El escenario no podría ser más diferente, pero David Wannagot dice que aplica algunas de las habilidades que aprendió durante 30 años como policía en su nuevo puesto como elemento de seguridad a la entrada de una escuela en Connecticut.

Mientras salud a los niños que bajan del autobús en la Escuela Primaria West en una mañana reciente, Wannagot escanea sus rostros, leyendo cualquier indicio de cualquiera que parezca molesto para llevarlo directamente con el vicedirector. Y desde su estación en la entrada ve a todos los visitantes que piden entrar al colegio.
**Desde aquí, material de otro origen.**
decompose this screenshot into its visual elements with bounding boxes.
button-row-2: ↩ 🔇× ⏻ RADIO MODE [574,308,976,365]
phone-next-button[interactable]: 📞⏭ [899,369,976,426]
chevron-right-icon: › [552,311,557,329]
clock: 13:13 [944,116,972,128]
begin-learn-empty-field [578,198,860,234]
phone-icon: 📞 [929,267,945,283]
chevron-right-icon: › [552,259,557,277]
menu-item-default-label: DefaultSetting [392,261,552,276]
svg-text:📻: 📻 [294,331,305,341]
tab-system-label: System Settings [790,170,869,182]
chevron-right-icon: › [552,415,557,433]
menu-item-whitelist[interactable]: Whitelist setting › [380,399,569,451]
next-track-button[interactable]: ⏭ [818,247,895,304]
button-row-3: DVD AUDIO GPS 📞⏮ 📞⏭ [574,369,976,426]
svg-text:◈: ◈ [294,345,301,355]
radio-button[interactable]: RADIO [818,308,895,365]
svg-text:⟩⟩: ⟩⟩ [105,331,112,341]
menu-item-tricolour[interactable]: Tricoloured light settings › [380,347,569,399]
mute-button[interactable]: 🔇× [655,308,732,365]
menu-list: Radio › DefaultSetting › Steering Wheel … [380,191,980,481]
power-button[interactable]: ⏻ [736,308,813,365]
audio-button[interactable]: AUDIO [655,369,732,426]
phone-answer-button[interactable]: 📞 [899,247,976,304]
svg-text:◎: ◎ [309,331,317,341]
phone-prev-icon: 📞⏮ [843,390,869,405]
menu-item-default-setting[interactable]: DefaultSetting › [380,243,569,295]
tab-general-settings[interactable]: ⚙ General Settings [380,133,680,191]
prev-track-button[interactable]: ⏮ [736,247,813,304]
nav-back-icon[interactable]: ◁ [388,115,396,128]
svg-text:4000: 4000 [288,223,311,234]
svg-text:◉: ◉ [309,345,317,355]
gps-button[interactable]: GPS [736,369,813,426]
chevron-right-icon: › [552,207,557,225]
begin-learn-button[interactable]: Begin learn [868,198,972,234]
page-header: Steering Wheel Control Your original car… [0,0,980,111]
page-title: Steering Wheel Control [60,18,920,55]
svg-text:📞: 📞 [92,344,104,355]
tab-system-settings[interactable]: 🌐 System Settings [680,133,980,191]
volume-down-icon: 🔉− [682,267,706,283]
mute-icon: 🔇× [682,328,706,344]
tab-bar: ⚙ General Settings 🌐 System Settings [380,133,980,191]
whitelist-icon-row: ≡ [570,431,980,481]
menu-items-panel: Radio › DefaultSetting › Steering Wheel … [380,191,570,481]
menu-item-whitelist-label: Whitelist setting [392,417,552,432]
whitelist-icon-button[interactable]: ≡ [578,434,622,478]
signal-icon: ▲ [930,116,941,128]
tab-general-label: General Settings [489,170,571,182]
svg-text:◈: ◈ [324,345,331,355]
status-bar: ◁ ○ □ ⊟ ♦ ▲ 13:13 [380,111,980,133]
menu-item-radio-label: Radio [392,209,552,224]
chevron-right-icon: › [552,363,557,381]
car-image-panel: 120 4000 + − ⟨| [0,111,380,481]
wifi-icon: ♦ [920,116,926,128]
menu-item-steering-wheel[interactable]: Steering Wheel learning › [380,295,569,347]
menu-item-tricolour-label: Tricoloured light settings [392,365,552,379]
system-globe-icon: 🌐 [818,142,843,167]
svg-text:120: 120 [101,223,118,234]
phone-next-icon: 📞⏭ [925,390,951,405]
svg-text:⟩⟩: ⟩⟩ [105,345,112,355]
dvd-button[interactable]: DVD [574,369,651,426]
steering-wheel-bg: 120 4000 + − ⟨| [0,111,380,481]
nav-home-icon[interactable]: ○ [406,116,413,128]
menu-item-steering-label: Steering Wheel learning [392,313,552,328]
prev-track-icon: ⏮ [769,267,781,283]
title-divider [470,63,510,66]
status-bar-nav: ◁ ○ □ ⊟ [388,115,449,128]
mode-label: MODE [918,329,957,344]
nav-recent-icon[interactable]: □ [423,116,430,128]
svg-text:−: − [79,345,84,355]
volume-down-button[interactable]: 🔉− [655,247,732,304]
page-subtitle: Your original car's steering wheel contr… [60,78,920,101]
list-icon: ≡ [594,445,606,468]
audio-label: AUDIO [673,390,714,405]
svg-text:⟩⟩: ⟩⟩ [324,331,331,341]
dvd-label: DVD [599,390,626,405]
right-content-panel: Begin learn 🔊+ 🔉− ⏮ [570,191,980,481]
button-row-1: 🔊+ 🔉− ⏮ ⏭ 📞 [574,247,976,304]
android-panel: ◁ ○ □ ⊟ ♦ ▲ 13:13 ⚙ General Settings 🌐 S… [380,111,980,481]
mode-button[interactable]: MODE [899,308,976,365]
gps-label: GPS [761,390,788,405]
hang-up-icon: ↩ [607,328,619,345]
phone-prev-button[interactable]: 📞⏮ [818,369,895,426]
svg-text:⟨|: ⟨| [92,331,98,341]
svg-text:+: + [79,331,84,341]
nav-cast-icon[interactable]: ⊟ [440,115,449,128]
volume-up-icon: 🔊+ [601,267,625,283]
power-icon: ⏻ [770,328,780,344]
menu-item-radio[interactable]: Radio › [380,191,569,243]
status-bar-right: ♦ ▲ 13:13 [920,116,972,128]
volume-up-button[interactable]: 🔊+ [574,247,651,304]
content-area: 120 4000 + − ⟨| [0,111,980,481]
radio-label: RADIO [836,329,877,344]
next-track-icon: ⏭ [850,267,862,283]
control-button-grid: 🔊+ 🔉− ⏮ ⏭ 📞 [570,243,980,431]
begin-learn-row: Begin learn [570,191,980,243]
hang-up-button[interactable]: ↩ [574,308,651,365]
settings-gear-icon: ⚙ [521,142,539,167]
“Haríamos cualquier cosa que podamos para proteger a un maestro o a un niño”, comenta el ex detective de Norwalk.

“No estamos armados, pero tenemos experiencia lidiando con personas violentas, leyendo el lenguaje corporal de las personas, esa clase de cosas”.

Tras la matanza en la Escuela Primaria Sandy Hook hace cinco años, los distritos aumentaron la seguridad, en especial en las escuelas primarias, las cuales tradicionalmente no tienen a un policía asignado como muchas escuelas secundarias o de bachiller. Muchas han contratado a oficiales retirados, bomberos y otros adultos responsables, un método que es menos costoso y potencialmente menos intruso que asignar a un policía en activo, pero que también ha generado dudas en cuanto a la consistencia de capacitación y estándares.

A nivel nacional hay un conjunto de leyes estatales que establecen los requerimientos que deben cumplir los agentes de seguridad en las escuelas, y muchos lo dejan por completo a las juntas escolares. Algunos estados, Connecticut entre ellos, han sopesado leyes para imponer estándares al personal de seguridad que no sean policías.

Incluso antes del tiroteo del 14 de diciembre de 2013, policías que alguna vez estuvieron casi exclusivamente en escuelas secundarias antes de volverse comunes en los bachilleratos, las escuelas ya estaban aumentando la seguridad en las primarias, de acuerdo con Ronald Stephens, director del Centro Nacional de Seguridad Escolar.